The disadvantages are obvious:

* column names collated from combinations of dimension values are cludgy, and are ugly to read or process
* the dimension values that end up in column names loose there type, units and reference system
* this may lead to tables with extremely many columns, which may be not practical or break software
* software my require that column names start with a letter, increasing the name cludge

Recreating the array from wide table forms may be relatively
straightforward in data science languages (Python, R) but harder
in databases.

It should be noted that vector data cubes can also have line or polygon geometries.

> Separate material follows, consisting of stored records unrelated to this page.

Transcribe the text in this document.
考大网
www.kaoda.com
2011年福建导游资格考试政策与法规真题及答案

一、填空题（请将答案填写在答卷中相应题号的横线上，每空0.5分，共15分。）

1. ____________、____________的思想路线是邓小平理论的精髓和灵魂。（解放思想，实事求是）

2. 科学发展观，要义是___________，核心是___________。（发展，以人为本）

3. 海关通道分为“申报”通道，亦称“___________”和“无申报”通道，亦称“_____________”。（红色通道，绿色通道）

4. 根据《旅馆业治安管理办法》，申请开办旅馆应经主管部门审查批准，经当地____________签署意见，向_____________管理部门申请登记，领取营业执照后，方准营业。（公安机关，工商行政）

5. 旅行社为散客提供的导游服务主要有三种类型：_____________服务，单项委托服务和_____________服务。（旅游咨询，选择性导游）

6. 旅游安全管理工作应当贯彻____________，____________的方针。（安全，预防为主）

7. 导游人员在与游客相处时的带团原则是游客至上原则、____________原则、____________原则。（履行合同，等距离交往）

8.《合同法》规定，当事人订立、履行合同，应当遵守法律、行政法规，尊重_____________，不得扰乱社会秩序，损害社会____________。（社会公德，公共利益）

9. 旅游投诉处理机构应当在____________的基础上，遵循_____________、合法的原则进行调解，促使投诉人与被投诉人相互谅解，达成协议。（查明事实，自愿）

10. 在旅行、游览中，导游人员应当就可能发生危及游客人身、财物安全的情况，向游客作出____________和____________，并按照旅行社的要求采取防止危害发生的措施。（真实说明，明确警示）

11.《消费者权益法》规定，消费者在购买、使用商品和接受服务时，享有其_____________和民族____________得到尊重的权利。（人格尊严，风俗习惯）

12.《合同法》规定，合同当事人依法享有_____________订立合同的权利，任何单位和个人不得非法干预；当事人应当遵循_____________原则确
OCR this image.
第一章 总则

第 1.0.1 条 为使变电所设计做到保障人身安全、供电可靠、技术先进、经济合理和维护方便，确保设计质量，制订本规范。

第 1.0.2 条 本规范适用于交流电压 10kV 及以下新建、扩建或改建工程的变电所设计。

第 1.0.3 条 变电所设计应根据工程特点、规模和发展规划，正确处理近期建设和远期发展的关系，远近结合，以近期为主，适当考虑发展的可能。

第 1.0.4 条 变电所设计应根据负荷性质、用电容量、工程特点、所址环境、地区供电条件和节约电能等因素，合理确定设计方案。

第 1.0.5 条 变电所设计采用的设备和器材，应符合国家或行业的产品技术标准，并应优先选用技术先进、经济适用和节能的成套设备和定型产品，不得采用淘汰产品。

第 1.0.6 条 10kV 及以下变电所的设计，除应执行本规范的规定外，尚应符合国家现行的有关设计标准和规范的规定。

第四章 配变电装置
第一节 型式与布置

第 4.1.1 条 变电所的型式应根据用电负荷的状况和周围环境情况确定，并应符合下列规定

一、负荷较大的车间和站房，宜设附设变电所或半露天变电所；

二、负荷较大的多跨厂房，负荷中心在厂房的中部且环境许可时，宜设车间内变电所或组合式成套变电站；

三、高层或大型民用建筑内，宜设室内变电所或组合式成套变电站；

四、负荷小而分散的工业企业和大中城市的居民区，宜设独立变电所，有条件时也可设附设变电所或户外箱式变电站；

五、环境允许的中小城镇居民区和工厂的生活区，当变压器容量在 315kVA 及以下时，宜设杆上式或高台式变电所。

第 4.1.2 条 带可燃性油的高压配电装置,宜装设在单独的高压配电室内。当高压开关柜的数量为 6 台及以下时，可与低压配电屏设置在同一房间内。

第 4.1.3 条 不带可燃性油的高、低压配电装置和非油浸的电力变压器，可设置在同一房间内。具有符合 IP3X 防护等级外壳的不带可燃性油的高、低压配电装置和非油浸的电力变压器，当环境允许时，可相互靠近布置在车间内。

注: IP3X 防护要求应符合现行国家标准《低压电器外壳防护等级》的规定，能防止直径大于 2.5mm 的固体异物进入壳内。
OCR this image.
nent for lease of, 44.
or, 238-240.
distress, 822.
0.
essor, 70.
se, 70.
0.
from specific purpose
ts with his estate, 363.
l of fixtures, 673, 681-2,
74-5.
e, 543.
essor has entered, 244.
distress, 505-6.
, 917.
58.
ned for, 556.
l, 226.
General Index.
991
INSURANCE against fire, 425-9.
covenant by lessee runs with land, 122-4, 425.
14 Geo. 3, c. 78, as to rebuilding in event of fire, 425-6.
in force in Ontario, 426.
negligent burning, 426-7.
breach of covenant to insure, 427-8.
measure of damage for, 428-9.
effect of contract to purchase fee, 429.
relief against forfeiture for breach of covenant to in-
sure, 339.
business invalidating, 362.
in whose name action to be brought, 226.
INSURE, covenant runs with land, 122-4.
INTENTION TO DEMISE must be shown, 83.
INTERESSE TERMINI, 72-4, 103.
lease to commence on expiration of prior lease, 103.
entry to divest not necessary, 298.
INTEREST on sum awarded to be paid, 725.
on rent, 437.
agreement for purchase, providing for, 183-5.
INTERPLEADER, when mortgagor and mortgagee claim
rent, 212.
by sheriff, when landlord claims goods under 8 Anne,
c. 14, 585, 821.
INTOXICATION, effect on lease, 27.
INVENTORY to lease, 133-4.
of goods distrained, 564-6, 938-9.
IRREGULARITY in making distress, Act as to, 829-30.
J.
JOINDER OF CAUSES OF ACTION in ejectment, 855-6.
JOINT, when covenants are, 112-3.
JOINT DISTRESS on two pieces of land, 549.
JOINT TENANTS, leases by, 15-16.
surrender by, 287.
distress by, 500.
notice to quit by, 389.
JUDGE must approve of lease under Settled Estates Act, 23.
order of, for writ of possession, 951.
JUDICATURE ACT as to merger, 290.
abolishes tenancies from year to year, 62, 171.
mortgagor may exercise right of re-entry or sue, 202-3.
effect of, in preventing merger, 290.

In that case, WKT representations of geometries can become very long and not useful as colunn names.

### Multiple (long) table forms (database normalization)

The repetition of dimension values in the long table form would
be prohibitive if individual geometries are large. One way to cope
with that is to create a geometry table with the unique geometries,
and put a index (foreign key) to these geometries in the long
table. This can be done with all recycling dimensions, and would
make recreating the original array easier.